Heh, which I find myself doing frequently. Every time I get to the point where there are no "easy" choices for words to draw, I find myself force-quitting the app, relaunching, and playing a round with someone different, and then coming back to the round I skipped (incidentally, you get offered new word choices in this case). Hard to say whether having a "back" button would end up discouraging people from continuing the game or not without some A/B testing, and I have a hunch that not having a back button probably keeps people in the game a little longer, but I still wish there was a back button. I'd like to be able to return to the same point in the round instead of having to completely restart the round again.

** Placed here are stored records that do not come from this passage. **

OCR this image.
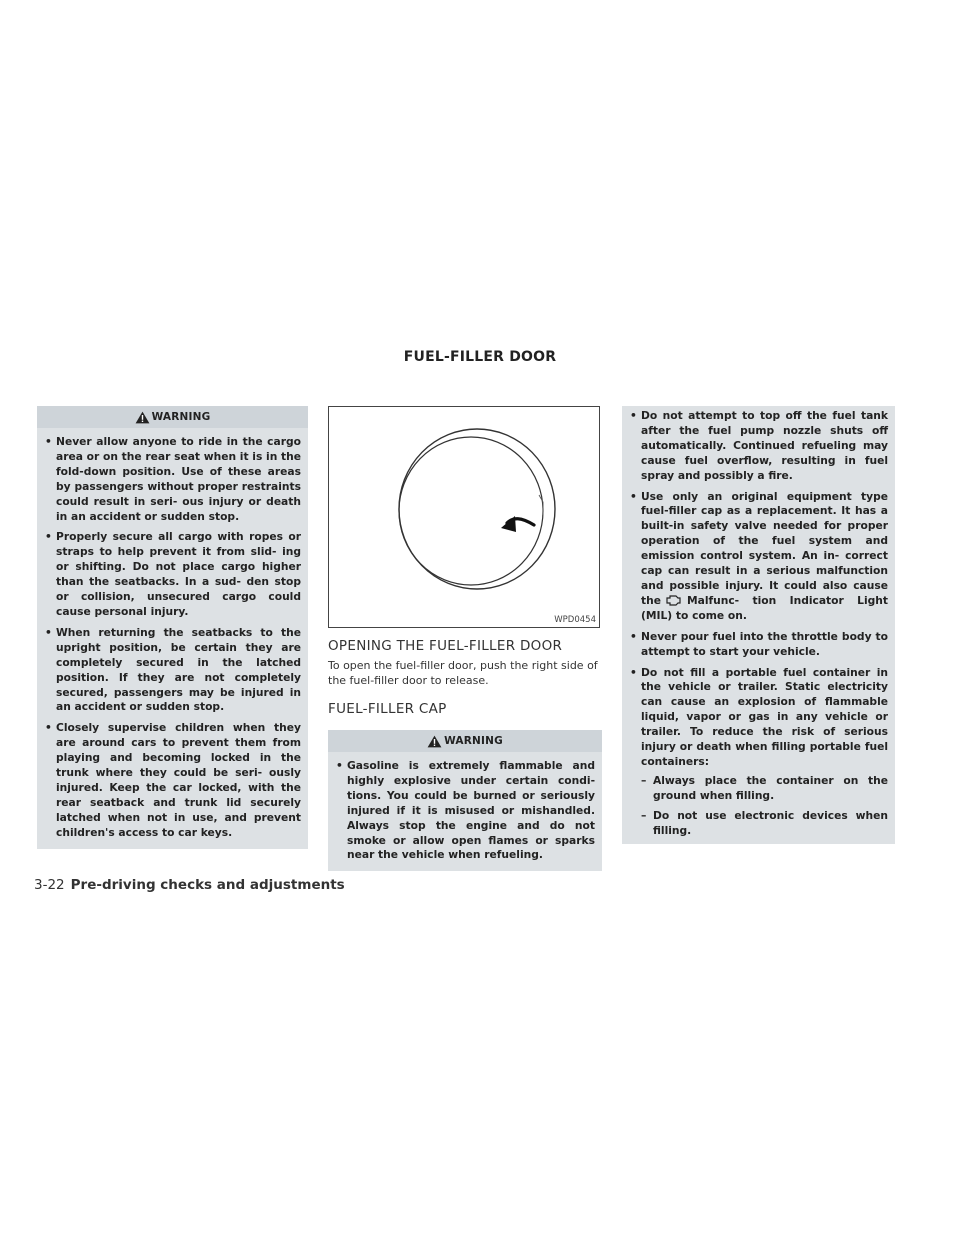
FUEL-FILLER DOOR
WARNING
• Never allow anyone to ride in the cargo area or on the rear seat when it is in the fold-down position. Use of these areas by passengers without proper restraints could result in seri- ous injury or death in an accident or sudden stop.
• Properly secure all cargo with ropes or straps to help prevent it from slid- ing or shifting. Do not place cargo higher than the seatbacks. In a sud- den stop or collision, unsecured cargo could cause personal injury.
• When returning the seatbacks to the upright position, be certain they are completely secured in the latched position. If they are not completely secured, passengers may be injured in an accident or sudden stop.
• Closely supervise children when they are around cars to prevent them from playing and becoming locked in the trunk where they could be seri- ously injured. Keep the car locked, with the rear seatback and trunk lid securely latched when not in use, and prevent children's access to car keys.
WPD0454
OPENING THE FUEL-FILLER DOOR
To open the fuel-filler door, push the right side of the fuel-filler door to release.
FUEL-FILLER CAP
WARNING
• Gasoline is extremely flammable and highly explosive under certain condi- tions. You could be burned or seriously injured if it is misused or mishandled. Always stop the engine and do not smoke or allow open flames or sparks near the vehicle when refueling.
• Do not attempt to top off the fuel tank after the fuel pump nozzle shuts off automatically. Continued refueling may cause fuel overflow, resulting in fuel spray and possibly a fire.
• Use only an original equipment type fuel-filler cap as a replacement. It has a built-in safety valve needed for proper operation of the fuel system and emission control system. An in- correct cap can result in a serious malfunction and possible injury. It could also cause the Malfunc- tion Indicator Light (MIL) to come on.
• Never pour fuel into the throttle body to attempt to start your vehicle.
• Do not fill a portable fuel container in the vehicle or trailer. Static electricity can cause an explosion of flammable liquid, vapor or gas in any vehicle or trailer. To reduce the risk of serious injury or death when filling portable fuel containers:
– Always place the container on the ground when filling.
– Do not use electronic devices when filling.
3-22 Pre-driving checks and adjustments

EDIT: something else occurs to me too. When you are presented with a list of words to draw, you have the option to "bomb" the list and get new words. As I mentioned, if you force quit the app at this point, and come back to that round, you will be offered different words, for free (definitely an exploit if you are patient enough to go through the process of force-quitting and restarting). I guess putting a back button on this screen would pretty much obviate the need for the "bomb" button, and would directly impact their bottom line since people wouldn't have as many opportunities to use their bombs. I have a suspicion that that's the reason there is no back button...the fact that it doesn't give players a chance to back out and keeps them a little more engaged it probably just a happy side effect.
I was frustrated by the new word choices popping up after quitting, actually. I had a pretty awesome drawing, the app crashed, and the new choices were pretty lame.

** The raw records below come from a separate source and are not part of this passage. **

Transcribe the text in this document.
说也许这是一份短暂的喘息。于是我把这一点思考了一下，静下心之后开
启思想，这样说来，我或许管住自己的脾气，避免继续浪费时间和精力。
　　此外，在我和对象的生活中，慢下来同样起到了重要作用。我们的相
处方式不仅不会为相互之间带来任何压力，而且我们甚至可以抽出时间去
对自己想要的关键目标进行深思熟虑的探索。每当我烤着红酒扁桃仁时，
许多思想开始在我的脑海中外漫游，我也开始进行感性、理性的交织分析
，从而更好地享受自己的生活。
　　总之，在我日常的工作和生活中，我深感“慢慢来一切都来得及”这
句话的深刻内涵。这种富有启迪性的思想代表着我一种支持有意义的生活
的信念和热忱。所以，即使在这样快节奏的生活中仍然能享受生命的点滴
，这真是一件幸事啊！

Minor quibble, I know, but it does seem odd that you get new choices just by quitting when they really want you to pay for them.
Yeah, I was wondering how they would have let something like this slip through. I figure either a) they weren't aware of the exploit (unlikely, but possible...Draw Something, while fun, is not a very polished game), or b) they know of the exploit, but fixing it is a non-trivial. I suspect b) because the game does not appear to store any state between the time you start guessing the other player's drawing, and the time you complete you drawing (so it just starts over if the round is interrupted, as if nothing ever happened). So, in order to remember the list of words that was previously presented to you, the game would have to 1) maintain state that indicates which "phase" of each round you are in for a given game, and 2) maintain the original list of words presented to you after you get to the "choose a word to draw" phase. I suspect they just decided that fixing the exploit isn't worth it, because a lot of iOS users don't even know that they can force quit the app, and a lot of the ones who do probably still wouldn't be bothered to actually do it. Also, having to go through the process of watching/skipping the other player draw his picture again can be tedious.